Ga
berasa, umurnya sudah 37 tahun saja. Kelompok yang konon kabarnya sempat
bernama Solidarnosc, lantas jadi Solidaritas 80 FH-UI. Tapi perjalanan
lumayan panjang mereka itu, memang up and
down.
Alhasil
hingga sejauh ini, grup yang sekarang bernama Solid 80 ini, terasa memang tidak menjulang tinggi nama atawa
popularitasnya. Tapi juga tidak jatuh juga sih. Yang sedang-sedang saja,
mengambil dari sebuah judul lagu. Itu lagunya Solid 80? Hush!
Akhir
1984, mereka sempat merilis album bertajuk Equivalent.

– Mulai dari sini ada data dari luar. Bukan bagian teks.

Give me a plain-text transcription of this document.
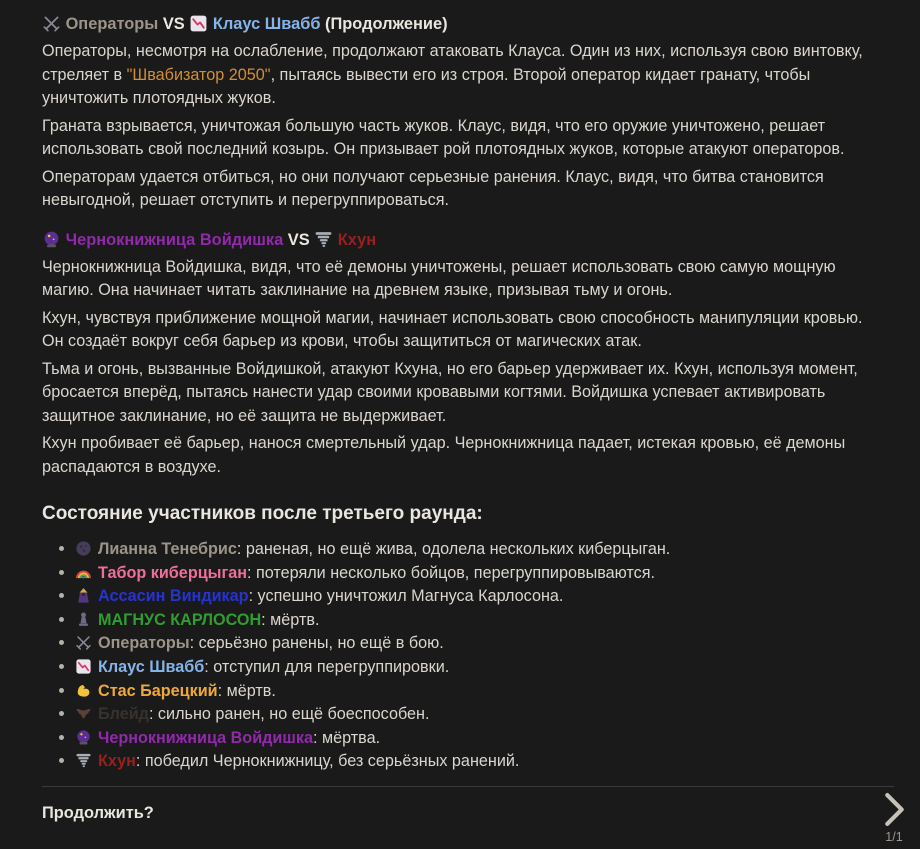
Операторы VS Клаус Швабб (Продолжение)

Операторы, несмотря на ослабление, продолжают атаковать Клауса. Один из них, используя свою винтовку, стреляет в "Швабизатор 2050", пытаясь вывести его из строя. Второй оператор кидает гранату, чтобы уничтожить плотоядных жуков.

Граната взрывается, уничтожая большую часть жуков. Клаус, видя, что его оружие уничтожено, решает использовать свой последний козырь. Он призывает рой плотоядных жуков, которые атакуют операторов.

Операторам удается отбиться, но они получают серьезные ранения. Клаус, видя, что битва становится невыгодной, решает отступить и перегруппироваться.

Чернокнижница Войдишка VS Кхун

Чернокнижница Войдишка, видя, что её демоны уничтожены, решает использовать свою самую мощную магию. Она начинает читать заклинание на древнем языке, призывая тьму и огонь.

Кхун, чувствуя приближение мощной магии, начинает использовать свою способность манипуляции кровью. Он создаёт вокруг себя барьер из крови, чтобы защититься от магических атак.

Тьма и огонь, вызванные Войдишкой, атакуют Кхуна, но его барьер удерживает их. Кхун, используя момент, бросается вперёд, пытаясь нанести удар своими кровавыми когтями. Войдишка успевает активировать защитное заклинание, но её защита не выдерживает.

Кхун пробивает её барьер, нанося смертельный удар. Чернокнижница падает, истекая кровью, её демоны распадаются в воздухе.

Состояние участников после третьего раунда:
Лианна Тенебрис: раненая, но ещё жива, одолела нескольких киберцыган.
Табор киберцыган: потеряли несколько бойцов, перегруппировываются.
Ассасин Виндикар: успешно уничтожил Магнуса Карлосона.
МАГНУС КАРЛОСОН: мёртв.
Операторы: серьёзно ранены, но ещё в бою.
Клаус Швабб: отступил для перегруппировки.
Стас Барецкий: мёртв.
Блейд: сильно ранен, но ещё боеспособен.
Чернокнижница Войдишка: мёртва.
Кхун: победил Чернокнижницу, без серьёзных ранений.
Продолжить?
1/1
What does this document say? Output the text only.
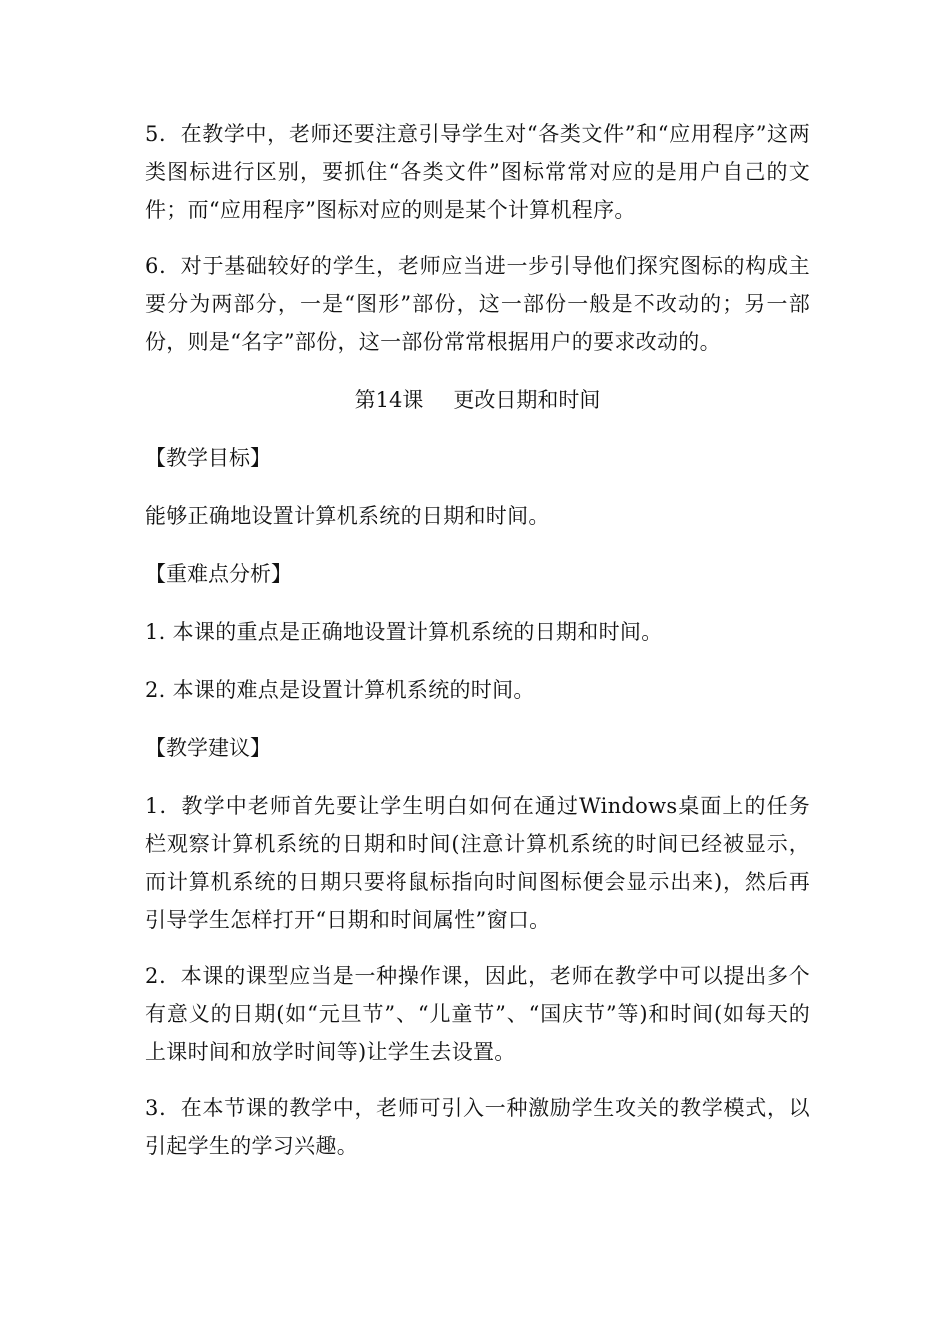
5．在教学中，老师还要注意引导学生对“各类文件”和“应用程序”这两类图标进行区别，要抓住“各类文件”图标常常对应的是用户自己的文件；而“应用程序”图标对应的则是某个计算机程序。

6．对于基础较好的学生，老师应当进一步引导他们探究图标的构成主要分为两部分，一是“图形”部份，这一部份一般是不改动的；另一部份，则是“名字”部份，这一部份常常根据用户的要求改动的。

第14课 更改日期和时间
【教学目标】

能够正确地设置计算机系统的日期和时间。

【重难点分析】

1. 本课的重点是正确地设置计算机系统的日期和时间。

2. 本课的难点是设置计算机系统的时间。

【教学建议】

1．教学中老师首先要让学生明白如何在通过Windows桌面上的任务栏观察计算机系统的日期和时间(注意计算机系统的时间已经被显示，而计算机系统的日期只要将鼠标指向时间图标便会显示出来)，然后再引导学生怎样打开“日期和时间属性”窗口。

2．本课的课型应当是一种操作课，因此，老师在教学中可以提出多个有意义的日期(如“元旦节”、“儿童节”、“国庆节”等)和时间(如每天的上课时间和放学时间等)让学生去设置。

3．在本节课的教学中，老师可引入一种激励学生攻关的教学模式，以引起学生的学习兴趣。
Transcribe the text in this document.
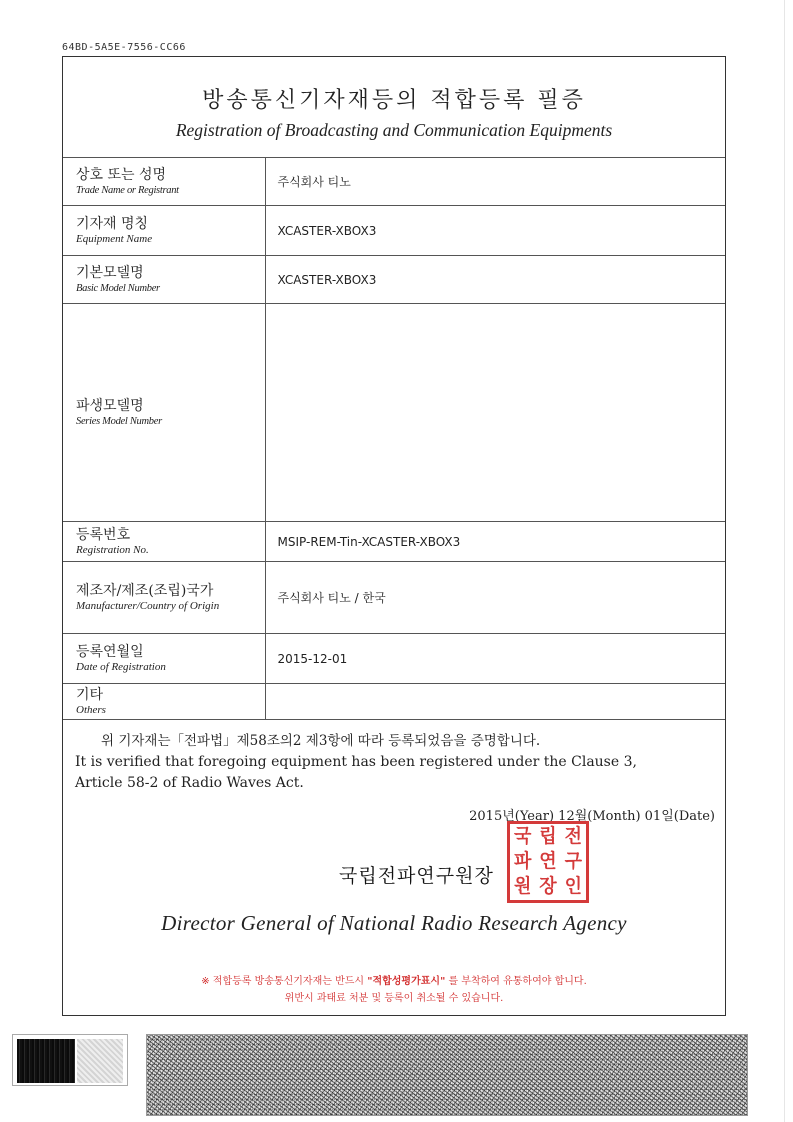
64BD-5A5E-7556-CC66
방송통신기자재등의 적합등록 필증
Registration of Broadcasting and Communication Equipments
상호 또는 성명
Trade Name or Registrant	주식회사 티노

기자재 명칭
Equipment Name	XCASTER-XBOX3

기본모델명
Basic Model Number	XCASTER-XBOX3

파생모델명
Series Model Number	

등록번호
Registration No.	MSIP-REM-Tin-XCASTER-XBOX3

제조자/제조(조립)국가
Manufacturer/Country of Origin	주식회사 티노 / 한국

등록연월일
Date of Registration	2015-12-01

기타
Others	

위 기자재는「전파법」제58조의2 제3항에 따라 등록되었음을 증명합니다.
It is verified that foregoing equipment has been registered under the Clause 3,
Article 58-2 of Radio Waves Act.
2015년(Year) 12월(Month) 01일(Date)
국립전파연구원장
국 립 전
파 연 구
원 장 인
Director General of National Radio Research Agency
※ 적합등록 방송통신기자재는 반드시 "적합성평가표시" 를 부착하여 유통하여야 합니다.
위반시 과태료 처분 및 등록이 취소될 수 있습니다.
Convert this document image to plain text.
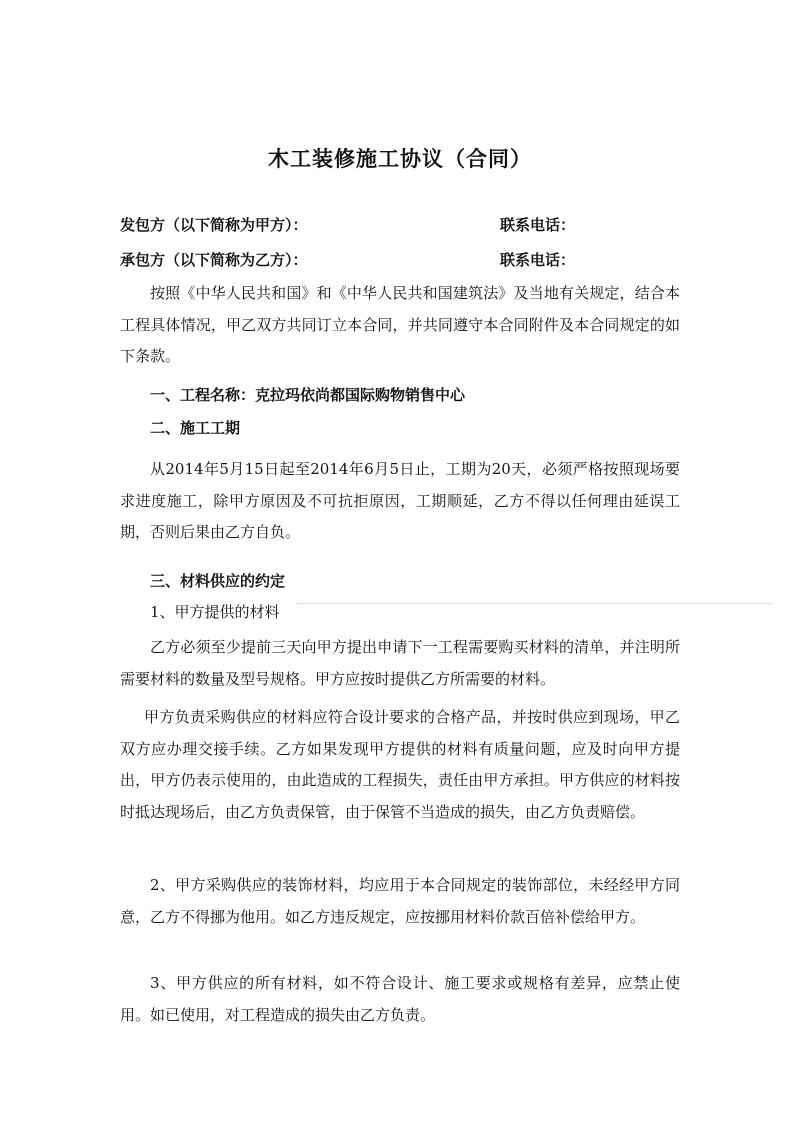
木工装修施工协议（合同）
发包方（以下简称为甲方）：	联系电话：
承包方（以下简称为乙方）：	联系电话：

按照《中华人民共和国》和《中华人民共和国建筑法》及当地有关规定，结合本工程具体情况，甲乙双方共同订立本合同，并共同遵守本合同附件及本合同规定的如下条款。

一、工程名称：克拉玛依尚都国际购物销售中心
二、施工工期

从2014年5月15日起至2014年6月5日止，工期为20天，必须严格按照现场要求进度施工，除甲方原因及不可抗拒原因，工期顺延，乙方不得以任何理由延误工期，否则后果由乙方自负。

三、材料供应的约定
1、甲方提供的材料

乙方必须至少提前三天向甲方提出申请下一工程需要购买材料的清单，并注明所需要材料的数量及型号规格。甲方应按时提供乙方所需要的材料。

甲方负责采购供应的材料应符合设计要求的合格产品，并按时供应到现场，甲乙双方应办理交接手续。乙方如果发现甲方提供的材料有质量问题，应及时向甲方提出，甲方仍表示使用的，由此造成的工程损失，责任由甲方承担。甲方供应的材料按时抵达现场后，由乙方负责保管，由于保管不当造成的损失，由乙方负责赔偿。

2、甲方采购供应的装饰材料，均应用于本合同规定的装饰部位，未经经甲方同意，乙方不得挪为他用。如乙方违反规定，应按挪用材料价款百倍补偿给甲方。

3、甲方供应的所有材料，如不符合设计、施工要求或规格有差异，应禁止使用。如已使用，对工程造成的损失由乙方负责。
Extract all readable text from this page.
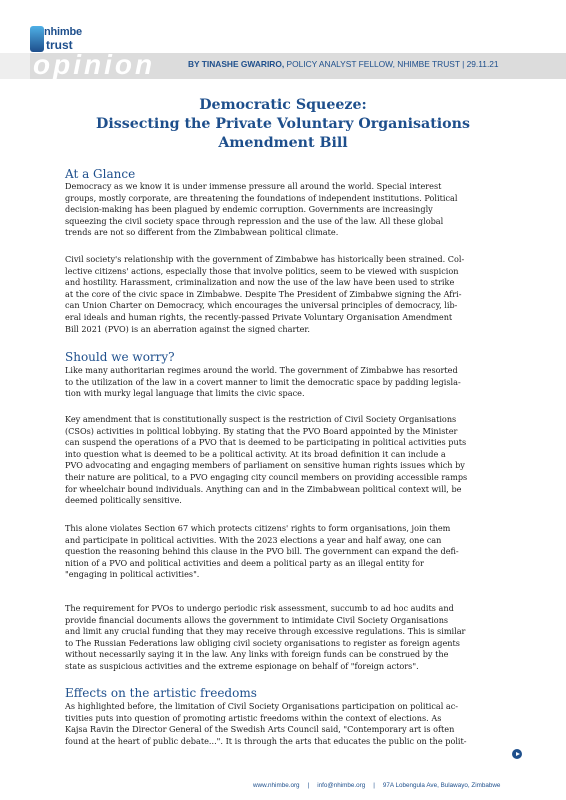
nhimbe
trust
opinion	BY TINASHE GWARIRO, POLICY ANALYST FELLOW, NHIMBE TRUST | 29.11.21
Democratic Squeeze:
Dissecting the Private Voluntary Organisations
Amendment Bill
At a Glance
Democracy as we know it is under immense pressure all around the world. Special interest
groups, mostly corporate, are threatening the foundations of independent institutions. Political
decision-making has been plagued by endemic corruption. Governments are increasingly
squeezing the civil society space through repression and the use of the law. All these global
trends are not so different from the Zimbabwean political climate.
Civil society's relationship with the government of Zimbabwe has historically been strained. Col-
lective citizens' actions, especially those that involve politics, seem to be viewed with suspicion
and hostility. Harassment, criminalization and now the use of the law have been used to strike
at the core of the civic space in Zimbabwe. Despite The President of Zimbabwe signing the Afri-
can Union Charter on Democracy, which encourages the universal principles of democracy, lib-
eral ideals and human rights, the recently-passed Private Voluntary Organisation Amendment
Bill 2021 (PVO) is an aberration against the signed charter.
Should we worry?
Like many authoritarian regimes around the world. The government of Zimbabwe has resorted
to the utilization of the law in a covert manner to limit the democratic space by padding legisla-
tion with murky legal language that limits the civic space.
Key amendment that is constitutionally suspect is the restriction of Civil Society Organisations
(CSOs) activities in political lobbying. By stating that the PVO Board appointed by the Minister
can suspend the operations of a PVO that is deemed to be participating in political activities puts
into question what is deemed to be a political activity. At its broad definition it can include a
PVO advocating and engaging members of parliament on sensitive human rights issues which by
their nature are political, to a PVO engaging city council members on providing accessible ramps
for wheelchair bound individuals. Anything can and in the Zimbabwean political context will, be
deemed politically sensitive.
This alone violates Section 67 which protects citizens' rights to form organisations, join them
and participate in political activities. With the 2023 elections a year and half away, one can
question the reasoning behind this clause in the PVO bill. The government can expand the defi-
nition of a PVO and political activities and deem a political party as an illegal entity for
"engaging in political activities".
The requirement for PVOs to undergo periodic risk assessment, succumb to ad hoc audits and
provide financial documents allows the government to intimidate Civil Society Organisations
and limit any crucial funding that they may receive through excessive regulations. This is similar
to The Russian Federations law obliging civil society organisations to register as foreign agents
without necessarily saying it in the law. Any links with foreign funds can be construed by the
state as suspicious activities and the extreme espionage on behalf of "foreign actors".
Effects on the artistic freedoms
As highlighted before, the limitation of Civil Society Organisations participation on political ac-
tivities puts into question of promoting artistic freedoms within the context of elections. As
Kajsa Ravin the Director General of the Swedish Arts Council said, "Contemporary art is often
found at the heart of public debate...". It is through the arts that educates the public on the polit-
www.nhimbe.org | info@nhimbe.org | 97A Lobengula Ave, Bulawayo, Zimbabwe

Ini album rock, tepatnya pop rock lah, dan hanya ada sedikit suasana Queen-nya Freddy Mercury nan beken itu.
Queen memang dijadikan “landasan dasar dan haluan musik” Solid 80, yang menjadi
kesepatan bersama saat grup tersebut dilahirkan.
Mereka
mencoba menonjolkan perpaduan harmonisasi koor pada musik mereka. Sehingga grup
ini lantas jadi berbeda aja, rombongannya banyak cuy. Iya, soalnya ada sederet vokalis, yang berupaya mengedepankan
harmonisasi “persis” Queen. Karena lagu-lagu yang mereka bawain, memang lagu-lagu
Queen.
Seperti
kita tahu bersama, Queen populer dengan lagu-lagu dengan koor apiknya
macam,’Bohemian Rhapsody’ yang amat sangat populer itu. ‘We Are The Champion’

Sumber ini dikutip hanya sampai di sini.